As the old proverb asserts, "So swings the wooden chair upon the back of knowledge, to which splinters of wisdom therefrom may find purchase." Maybe I can smash some wisdom into your knowledge's mom's back by reporting what I've learned from this year's movies and reviews thereof:

  1. Never mind that Kyrie's Song wasn't among his best; Shunji Iwai is still among the most creative and engaging intermedial artists alive. I'd hug this guy if I could (and someday may).
  2. Never again will I view and subsequently review so many heretofore unseen movies, ever! In addition to reviews that I composed for Cinematic Feature Survey this year, I was crazy enough to appraise another 115 flicks, but not enough to imagine that most people would read most of these reviews. My record high for new movies was set at 254 in 2020; I'd be content to watch 50-60 in the coming year. Ugh! Seriously, I have books to read.

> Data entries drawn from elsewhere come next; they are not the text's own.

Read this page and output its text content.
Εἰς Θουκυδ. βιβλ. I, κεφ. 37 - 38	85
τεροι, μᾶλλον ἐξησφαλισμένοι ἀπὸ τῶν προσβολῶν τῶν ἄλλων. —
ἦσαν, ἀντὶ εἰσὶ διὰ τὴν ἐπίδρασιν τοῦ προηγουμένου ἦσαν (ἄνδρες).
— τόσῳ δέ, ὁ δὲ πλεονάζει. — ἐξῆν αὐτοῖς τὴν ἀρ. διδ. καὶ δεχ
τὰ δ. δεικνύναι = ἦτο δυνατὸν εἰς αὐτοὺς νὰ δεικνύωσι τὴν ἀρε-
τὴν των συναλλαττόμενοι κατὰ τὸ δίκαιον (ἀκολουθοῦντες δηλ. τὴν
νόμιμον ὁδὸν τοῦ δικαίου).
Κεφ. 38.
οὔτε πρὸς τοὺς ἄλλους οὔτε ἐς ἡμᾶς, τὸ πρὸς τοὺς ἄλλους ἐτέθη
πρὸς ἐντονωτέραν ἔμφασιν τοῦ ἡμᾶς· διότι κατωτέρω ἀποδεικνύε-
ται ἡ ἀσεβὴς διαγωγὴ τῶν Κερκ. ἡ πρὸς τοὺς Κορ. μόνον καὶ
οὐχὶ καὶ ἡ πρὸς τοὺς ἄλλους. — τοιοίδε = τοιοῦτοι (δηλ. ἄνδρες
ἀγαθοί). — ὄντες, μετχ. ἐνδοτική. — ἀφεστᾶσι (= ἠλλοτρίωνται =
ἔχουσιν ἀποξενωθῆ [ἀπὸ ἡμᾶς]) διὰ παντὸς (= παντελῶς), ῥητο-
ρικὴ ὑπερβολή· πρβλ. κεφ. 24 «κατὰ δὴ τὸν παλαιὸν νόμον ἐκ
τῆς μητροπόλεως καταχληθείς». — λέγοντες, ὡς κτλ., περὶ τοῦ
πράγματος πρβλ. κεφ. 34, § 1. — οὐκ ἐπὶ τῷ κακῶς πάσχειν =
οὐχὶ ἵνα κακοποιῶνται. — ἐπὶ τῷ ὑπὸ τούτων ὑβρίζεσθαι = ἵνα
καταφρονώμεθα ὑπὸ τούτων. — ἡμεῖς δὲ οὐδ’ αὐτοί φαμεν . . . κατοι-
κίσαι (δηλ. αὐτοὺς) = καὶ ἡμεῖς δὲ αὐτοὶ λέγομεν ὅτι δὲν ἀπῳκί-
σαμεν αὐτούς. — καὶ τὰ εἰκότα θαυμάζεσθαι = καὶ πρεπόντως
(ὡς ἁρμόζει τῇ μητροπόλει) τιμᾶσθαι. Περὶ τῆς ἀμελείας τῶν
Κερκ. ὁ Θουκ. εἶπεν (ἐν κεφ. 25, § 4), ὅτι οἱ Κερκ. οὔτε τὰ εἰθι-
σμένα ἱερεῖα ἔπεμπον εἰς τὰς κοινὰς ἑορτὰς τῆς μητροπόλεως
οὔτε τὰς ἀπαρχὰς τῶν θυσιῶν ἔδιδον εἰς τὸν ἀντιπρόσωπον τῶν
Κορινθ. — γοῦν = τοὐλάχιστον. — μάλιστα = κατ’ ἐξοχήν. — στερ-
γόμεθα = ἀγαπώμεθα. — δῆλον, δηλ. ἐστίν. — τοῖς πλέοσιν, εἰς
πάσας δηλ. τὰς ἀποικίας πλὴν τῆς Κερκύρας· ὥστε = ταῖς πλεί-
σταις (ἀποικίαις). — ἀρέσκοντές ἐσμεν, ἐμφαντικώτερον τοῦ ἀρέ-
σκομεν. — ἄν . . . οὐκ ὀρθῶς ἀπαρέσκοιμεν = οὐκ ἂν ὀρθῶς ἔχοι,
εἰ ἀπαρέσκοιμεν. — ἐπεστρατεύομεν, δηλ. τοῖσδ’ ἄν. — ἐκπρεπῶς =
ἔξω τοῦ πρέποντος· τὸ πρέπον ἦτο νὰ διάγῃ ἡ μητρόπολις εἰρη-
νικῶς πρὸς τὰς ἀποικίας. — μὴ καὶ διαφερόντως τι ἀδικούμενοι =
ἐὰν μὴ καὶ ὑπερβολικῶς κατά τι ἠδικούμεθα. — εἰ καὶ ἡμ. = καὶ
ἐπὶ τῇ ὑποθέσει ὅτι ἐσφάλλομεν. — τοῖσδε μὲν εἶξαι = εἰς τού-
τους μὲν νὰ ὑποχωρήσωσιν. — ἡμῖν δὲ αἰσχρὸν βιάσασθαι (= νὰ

  3. In the past 30 years, Japanese and Koreans have produced the vast majority of worthwhile motion pictures. Lynch, the Coens, a smattering of very talented independents, and little else can fill the qualitative gap between the trendily brain-dead black hole of Hollywood and Tokyo or Seoul. I gravitate to excellence, so most of the best American movies that I watch were, as ever, made by Silents. I didn't learn this (I've known it for twenty years), but it bears ingemination this year, and maybe every year.
  4. Most cinema from emerging markets and developing countries are a waste of time. Don't get me wrong: there's great Mexican, Vietnamese, Georgian, etc. stuff to be found if you're willing to dig, but don't bother with most of the southern hemisphere. Indians make movies the way Korean women drive: with great persistence, zero aptitude, and dangerous stupidity.
  5. Like British literature, British cinema was great before they fried their brains with drugs and embraced American trash culture.
  6. That enduring globalist notion that the best cinema transcends culture to universal appeal is dead wrong. You can cite rare exceptions like 2001, but in actuality, the vast majority of great movies are steeped in and wholly expressive of their ethnocultural provenances.
  7. All Francophone nations produce but one good thriller or horror every decade. Once you've seen it, don't bother seeking others.

In closing, I'll leave you with a tart little quote from one of the Lumière brothers (I think it was Auguste or Groucho): "The cinema is an invention without any future, so tell those whores to get their god damn clothes off, because we gotta strike while the iron's hot." Never heard the rest of that one, did you? Until next year, happy eating, happy reading, happy viewing.